Les petits opérateurs tiennent pour responsable le gouvernement et son manque d’actions qui, selon eux, a permis à la situation d’empirer. “Depuis 2005, le gouvernement a annoncé qu’il mettrait tout en oeuvre pour décourager la pratique du All-Inclusive, mais jusqu’à ce jour rien n’a été fait. La formule est toujours d’actualité et nous ne savons toujours pas quand le gouvernement va mettre un terme à tout cela”, s’insurge Moïse Dardenne. “Quand les hôtels ont proposé cela au début, le gouvernement a applaudi. Personne ne s’est levé contre et aujourd’hui nous en payons les conséquences”, poursuit-il.
Guidelines.
Conscient des difficultés rencontrées par les petits opérateurs, Robert Desvaux est monté au créneau pour dénoncer cette pratique.
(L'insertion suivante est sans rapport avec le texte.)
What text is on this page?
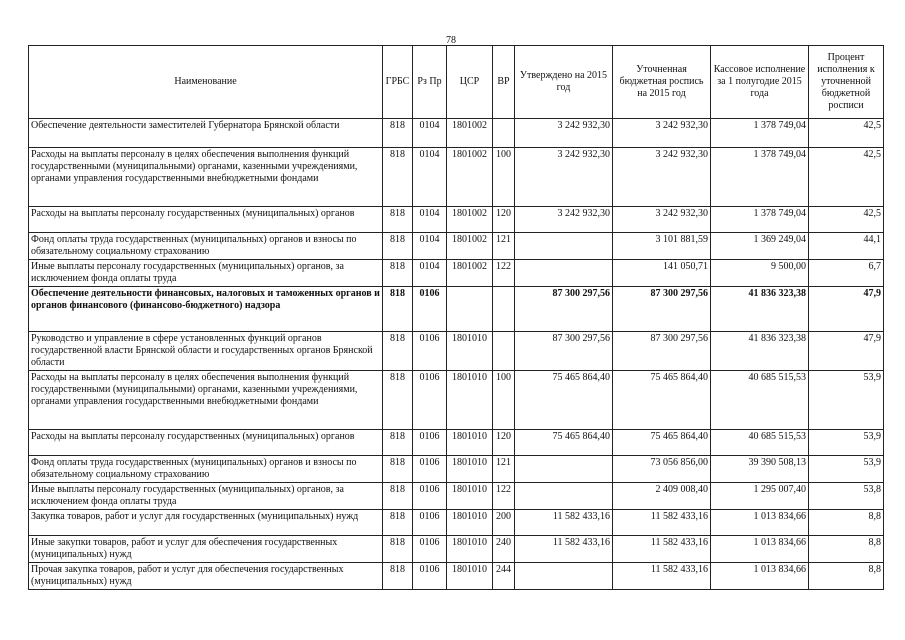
78
Наименование	ГРБС	Рз Пр	ЦСР	ВР	Утверждено на 2015 год	Уточненная бюджетная роспись на 2015 год	Кассовое исполнение за 1 полугодие 2015 года	Процент исполнения к уточненной бюджетной росписи
Обеспечение деятельности заместителей Губернатора Брянской области	818	0104	1801002		3 242 932,30	3 242 932,30	1 378 749,04	42,5
Расходы на выплаты персоналу в целях обеспечения выполнения функций государственными (муниципальными) органами, казенными учреждениями, органами управления государственными внебюджетными фондами	818	0104	1801002	100	3 242 932,30	3 242 932,30	1 378 749,04	42,5
Расходы на выплаты персоналу государственных (муниципальных) органов	818	0104	1801002	120	3 242 932,30	3 242 932,30	1 378 749,04	42,5
Фонд оплаты труда государственных (муниципальных) органов и взносы по обязательному социальному страхованию	818	0104	1801002	121		3 101 881,59	1 369 249,04	44,1
Иные выплаты персоналу государственных (муниципальных) органов, за исключением фонда оплаты труда	818	0104	1801002	122		141 050,71	9 500,00	6,7
Обеспечение деятельности финансовых, налоговых и таможенных органов и органов финансового (финансово-бюджетного) надзора	818	0106			87 300 297,56	87 300 297,56	41 836 323,38	47,9
Руководство и управление в сфере установленных функций органов государственной власти Брянской области и государственных органов Брянской области	818	0106	1801010		87 300 297,56	87 300 297,56	41 836 323,38	47,9
Расходы на выплаты персоналу в целях обеспечения выполнения функций государственными (муниципальными) органами, казенными учреждениями, органами управления государственными внебюджетными фондами	818	0106	1801010	100	75 465 864,40	75 465 864,40	40 685 515,53	53,9
Расходы на выплаты персоналу государственных (муниципальных) органов	818	0106	1801010	120	75 465 864,40	75 465 864,40	40 685 515,53	53,9
Фонд оплаты труда государственных (муниципальных) органов и взносы по обязательному социальному страхованию	818	0106	1801010	121		73 056 856,00	39 390 508,13	53,9
Иные выплаты персоналу государственных (муниципальных) органов, за исключением фонда оплаты труда	818	0106	1801010	122		2 409 008,40	1 295 007,40	53,8
Закупка товаров, работ и услуг для государственных (муниципальных) нужд	818	0106	1801010	200	11 582 433,16	11 582 433,16	1 013 834,66	8,8
Иные закупки товаров, работ и услуг для обеспечения государственных (муниципальных) нужд	818	0106	1801010	240	11 582 433,16	11 582 433,16	1 013 834,66	8,8
Прочая закупка товаров, работ и услуг для обеспечения государственных (муниципальных) нужд	818	0106	1801010	244		11 582 433,16	1 013 834,66	8,8
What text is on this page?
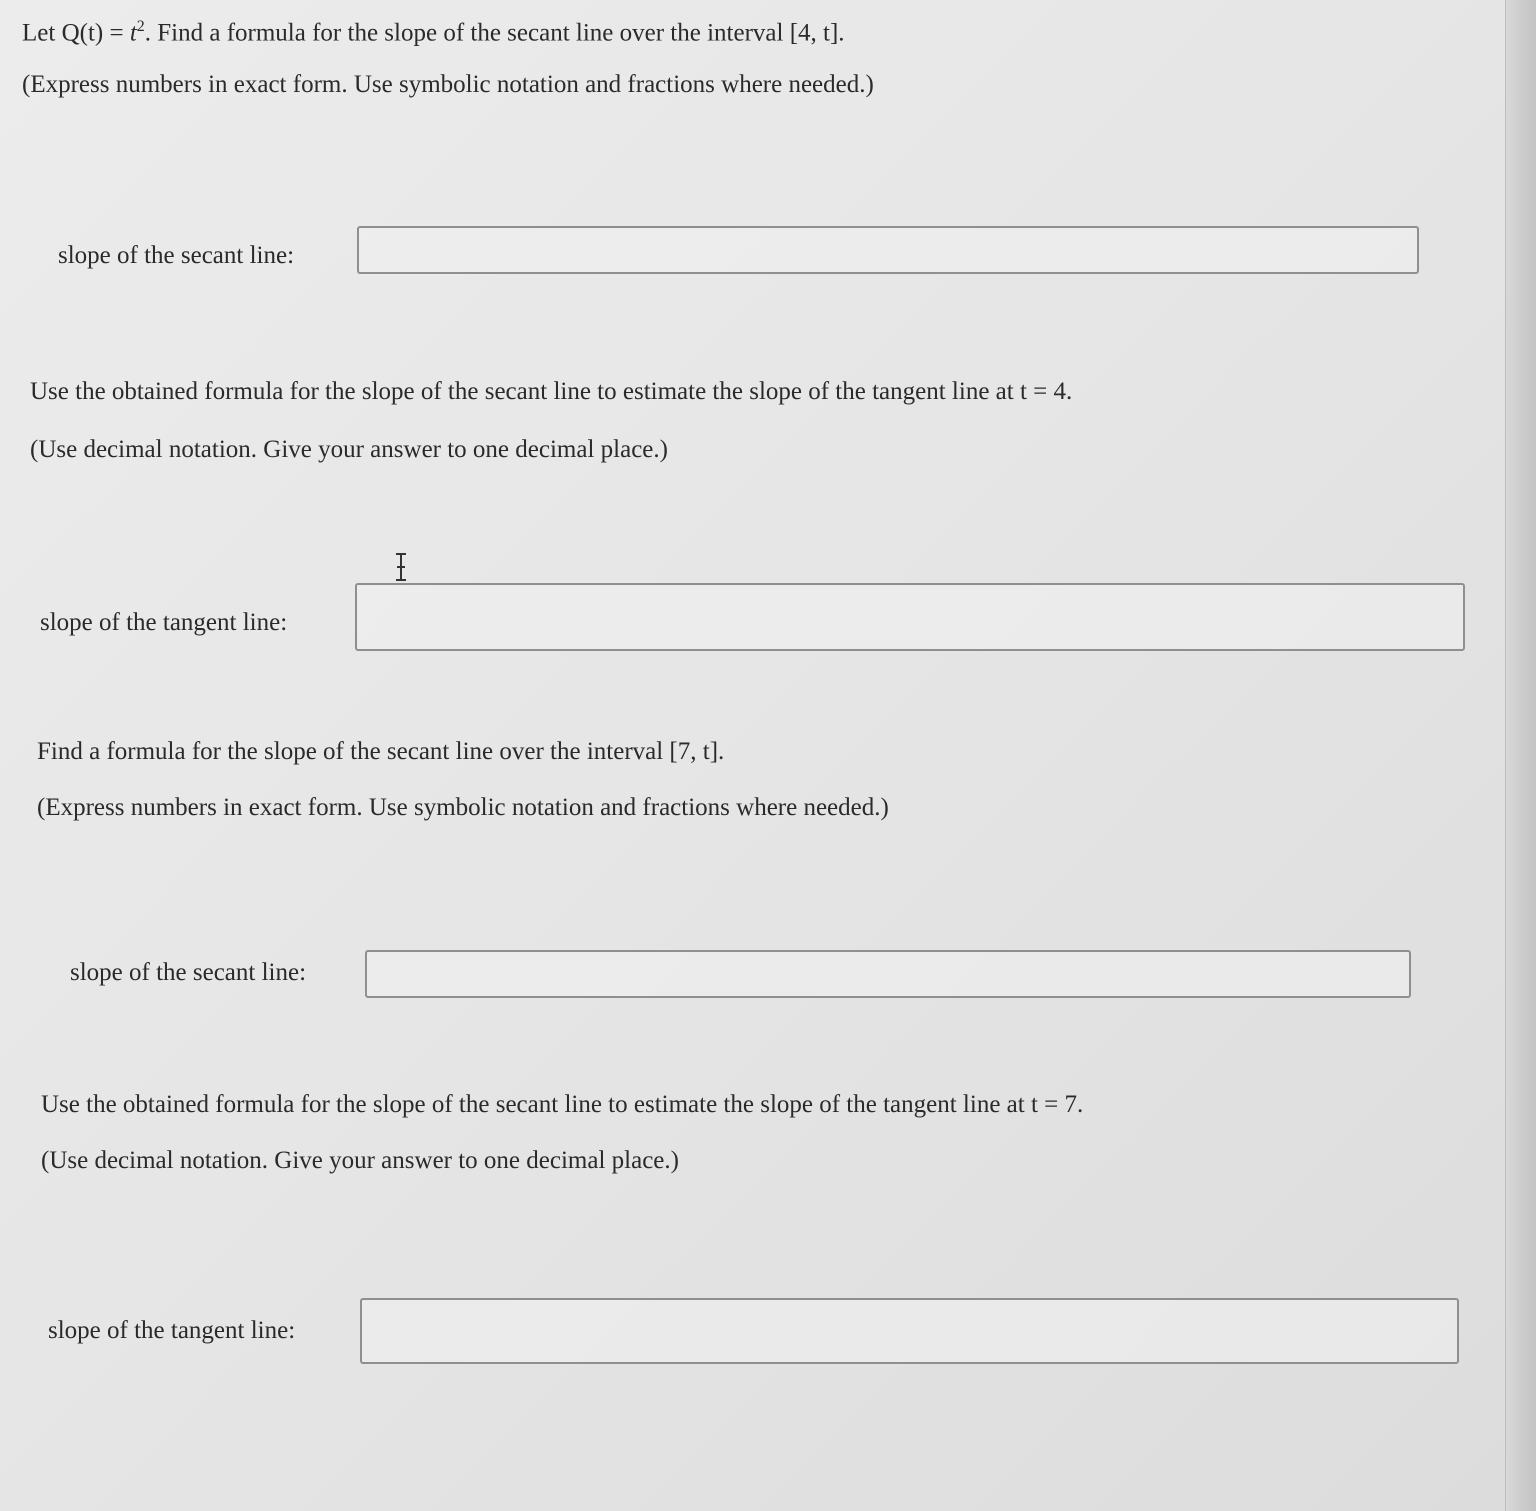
Let $Q(t) = t^2$. Find a formula for the slope of the secant line over the interval [4, t].
(Express numbers in exact form. Use symbolic notation and fractions where needed.)
slope of the secant line:
Use the obtained formula for the slope of the secant line to estimate the slope of the tangent line at t = 4.
(Use decimal notation. Give your answer to one decimal place.)
slope of the tangent line:
Find a formula for the slope of the secant line over the interval [7, t].
(Express numbers in exact form. Use symbolic notation and fractions where needed.)
slope of the secant line:
Use the obtained formula for the slope of the secant line to estimate the slope of the tangent line at t = 7.
(Use decimal notation. Give your answer to one decimal place.)
slope of the tangent line:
Allant en croisade contre les établissements proposant la formule All-Inclusive dans un premier temps, le directeur de la MTPA a ensuite adopté une attitude plus diplomatique pour contrer le problème. Ainsi, il a soumis une ligne de conduite aux hôteliers utilisant la formule All-Inclusive visant à encadrer et, dit-il, “tirer le concept vers le haut”. “Ces Guidelines tiennent en compte trois éléments clés se traduisant par la qualité, la clarté et l’authenticité culturelle de l’offre”, soutient Robert Desvaux. Mais les petits opérateurs pensent que le All-Inclusive devrait être purement et simplement interdit. “Pour moi, il n’y a pas de doute, le All-Inclusive doit être banni, c’est la seule solution”, dit Moïse Dardenne.